Several studies have reviewed the importance of social networks’ causal effects on health behaviors. The use of a collaborative setting among the interested parties such as social networks could enhance individuals’ motivation and skills for adopting healthy behaviors [8, 44,45,46]. The findings of some review studies on educational apps for nursing mothers also indicated that social support, which is underdeveloped in many of the applications, is a major influencing feature on breastfeeding duration [47, 48]. A recent Iranian study proposed an educational intervention about breastfeeding and complementary feeding based on the Telegram social network and reported 85.4% satisfaction among the mothers [49]. In our study, the use of social networks was limited to the participants’ follow-up and individual connection with two midwives; it would be better to employ group capabilities such as discussion forums and share personal experiences with more maternal involvement.

Parents tend to use programs if they are recommended by health professionals or a recognized government body [50]. Thus, to further enhance effectiveness, national organizations’ co-operation with project implementation is of utmost importance.

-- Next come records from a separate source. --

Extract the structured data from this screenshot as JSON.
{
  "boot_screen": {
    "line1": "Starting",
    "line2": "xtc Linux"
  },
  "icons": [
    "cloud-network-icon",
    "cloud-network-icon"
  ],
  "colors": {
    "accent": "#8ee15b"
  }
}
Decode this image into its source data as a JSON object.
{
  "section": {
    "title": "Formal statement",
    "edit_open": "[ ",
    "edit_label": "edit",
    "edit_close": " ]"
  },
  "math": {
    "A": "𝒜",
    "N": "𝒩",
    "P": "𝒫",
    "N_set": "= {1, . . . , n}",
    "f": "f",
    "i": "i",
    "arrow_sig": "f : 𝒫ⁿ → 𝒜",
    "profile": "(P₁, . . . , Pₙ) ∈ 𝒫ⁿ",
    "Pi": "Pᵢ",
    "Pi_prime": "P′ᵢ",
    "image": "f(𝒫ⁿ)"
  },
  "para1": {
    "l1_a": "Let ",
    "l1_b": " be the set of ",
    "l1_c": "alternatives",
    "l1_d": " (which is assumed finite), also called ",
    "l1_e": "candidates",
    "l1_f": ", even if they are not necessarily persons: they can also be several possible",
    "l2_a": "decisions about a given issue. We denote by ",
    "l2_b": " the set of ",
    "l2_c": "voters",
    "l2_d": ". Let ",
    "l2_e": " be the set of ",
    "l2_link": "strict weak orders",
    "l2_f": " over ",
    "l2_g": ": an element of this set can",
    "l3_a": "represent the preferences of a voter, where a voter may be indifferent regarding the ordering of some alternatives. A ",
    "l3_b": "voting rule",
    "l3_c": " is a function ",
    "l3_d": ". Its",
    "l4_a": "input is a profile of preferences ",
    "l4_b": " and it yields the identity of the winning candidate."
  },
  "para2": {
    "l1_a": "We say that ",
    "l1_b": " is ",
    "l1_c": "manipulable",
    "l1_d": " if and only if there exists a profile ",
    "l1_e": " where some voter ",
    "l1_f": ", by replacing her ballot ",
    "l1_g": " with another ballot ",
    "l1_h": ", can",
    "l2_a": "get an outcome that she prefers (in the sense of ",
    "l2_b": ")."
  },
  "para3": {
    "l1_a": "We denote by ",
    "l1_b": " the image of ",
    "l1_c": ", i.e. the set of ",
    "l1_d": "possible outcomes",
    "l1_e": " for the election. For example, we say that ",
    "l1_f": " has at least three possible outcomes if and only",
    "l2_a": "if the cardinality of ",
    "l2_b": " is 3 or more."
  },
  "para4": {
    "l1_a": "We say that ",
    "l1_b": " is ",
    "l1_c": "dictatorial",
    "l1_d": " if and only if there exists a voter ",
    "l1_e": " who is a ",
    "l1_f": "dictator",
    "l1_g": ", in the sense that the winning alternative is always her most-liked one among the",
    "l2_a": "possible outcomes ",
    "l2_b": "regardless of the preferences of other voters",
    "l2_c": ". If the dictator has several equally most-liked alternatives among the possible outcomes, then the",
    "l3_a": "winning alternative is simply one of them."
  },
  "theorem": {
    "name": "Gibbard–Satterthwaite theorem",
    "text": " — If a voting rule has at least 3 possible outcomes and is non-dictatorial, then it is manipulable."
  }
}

This study had some limitations. First, the restricted time permitted us to implement only a three-month intervention for the postnatal period. Secondly, the app was programmed only for Android users, albeit very few people use iOS. Other limitations include the low recruitment rate which was only 30% of 345 assessed mother-child pairs.

Conclusion

By designing a smartphone-based app for mothers with a topic-oriented and problem-based educational approach, this study helped mothers discover solutions during breastfeeding. The results indicated a considerable improvement in mothers’ KAP. Furthermore, this intervention strongly affected mothers’ breastfeeding self-efficacy. Therefore, this educational intervention using mobile apps can be useful for mothers in breastfeeding. The effectiveness of educational smartphone-based apps for both prenatal and postpartum management merits evaluation by future studies.